The committee recommended that office staff gather more information for the committee to consider, before looking at passing a motion on the issue.
“It’s late in the game,” said Mr. Rees, noting about 1,800 letters have been forwarded from FOCA members to MPPs like Norm Miller and Dave Smith and that input on the proposal had to be in by March 15. “These letters have also come from farmers and business groups, saying the increases are not fair. People are going to be mad, these rates are not going to be affordable.”
The OEB has determined that the seasonal rate class of Hydro One will be eliminated, meaning seasonal customers are being forced into one of three other residential classes. “This change relates to charges for the distribution services that Hydro One Networks provides,” the utility said in a letter to customers.
Cottagers consuming 50 kWh per month, for example, would see their bill more than double and increase 112 percent if they are moved into the residential low density class, according to a table provided Hydro One.

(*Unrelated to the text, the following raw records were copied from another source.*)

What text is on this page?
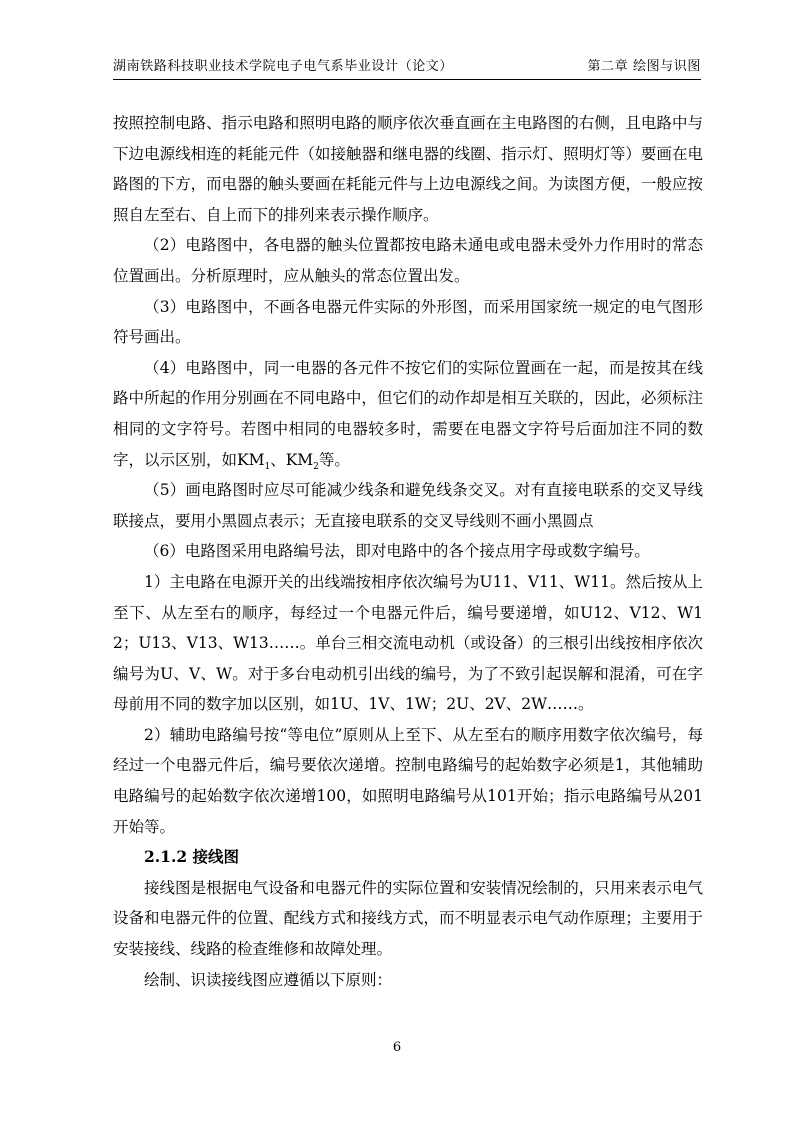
湖南铁路科技职业技术学院电子电气系毕业设计（论文）	第二章 绘图与识图

按照控制电路、指示电路和照明电路的顺序依次垂直画在主电路图的右侧，且电路中与下边电源线相连的耗能元件（如接触器和继电器的线圈、指示灯、照明灯等）要画在电路图的下方，而电器的触头要画在耗能元件与上边电源线之间。为读图方便，一般应按照自左至右、自上而下的排列来表示操作顺序。

（2）电路图中，各电器的触头位置都按电路未通电或电器未受外力作用时的常态位置画出。分析原理时，应从触头的常态位置出发。

（3）电路图中，不画各电器元件实际的外形图，而采用国家统一规定的电气图形符号画出。

（4）电路图中，同一电器的各元件不按它们的实际位置画在一起，而是按其在线路中所起的作用分别画在不同电路中，但它们的动作却是相互关联的，因此，必须标注相同的文字符号。若图中相同的电器较多时，需要在电器文字符号后面加注不同的数字，以示区别，如$KM_1$、$KM_2$等。

（5）画电路图时应尽可能减少线条和避免线条交叉。对有直接电联系的交叉导线联接点，要用小黑圆点表示；无直接电联系的交叉导线则不画小黑圆点

（6）电路图采用电路编号法，即对电路中的各个接点用字母或数字编号。

1）主电路在电源开关的出线端按相序依次编号为U11、V11、W11。然后按从上至下、从左至右的顺序，每经过一个电器元件后，编号要递增，如U12、V12、W12；U13、V13、W13……。单台三相交流电动机（或设备）的三根引出线按相序依次编号为U、V、W。对于多台电动机引出线的编号，为了不致引起误解和混淆，可在字母前用不同的数字加以区别，如1U、1V、1W；2U、2V、2W……。

2）辅助电路编号按“等电位”原则从上至下、从左至右的顺序用数字依次编号，每经过一个电器元件后，编号要依次递增。控制电路编号的起始数字必须是1，其他辅助电路编号的起始数字依次递增100，如照明电路编号从101开始；指示电路编号从201开始等。

2.1.2 接线图

接线图是根据电气设备和电器元件的实际位置和安装情况绘制的，只用来表示电气设备和电器元件的位置、配线方式和接线方式，而不明显表示电气动作原理；主要用于安装接线、线路的检查维修和故障处理。

绘制、识读接线图应遵循以下原则：

6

The FOCA said the OEB move will impact some 150,000 seasonal class customers. Of those, more than half—80,000—will experience a monthly increase of $50 or more to their bills, the association said.
“FOCA has been an intervenor at the OEB for many years, and has been advocating against this significant bill impact,” the cottagers group said in a statement.
The OEB has yet to decide whether this change will take effect on January 1, 2020 or at a later date.
During an upcoming hearing, the OEB will review and question the report and proposed plan, according to the letter sent out to affected customers. It will also hear questions and arguments from individuals and groups that have registered to participate (called intervenors).
FOCA will participate as an intervenor and will once again be reminding the regulator about the hardship these changes will deliver to so many rural and Northern families.
“However, the OEB has stated that it will not reconsider the decision to eliminate the seasonal rate class in this hearing,” Mr. Rees told the Recorder.
In their letter to the OEB, the Kirks noted, “our average monthly usage is in the order of 30 kWh, and we are advised by Hydro One that we would be in the T2 lower density class, with the result that our total bill would increase approximately 100 percent.”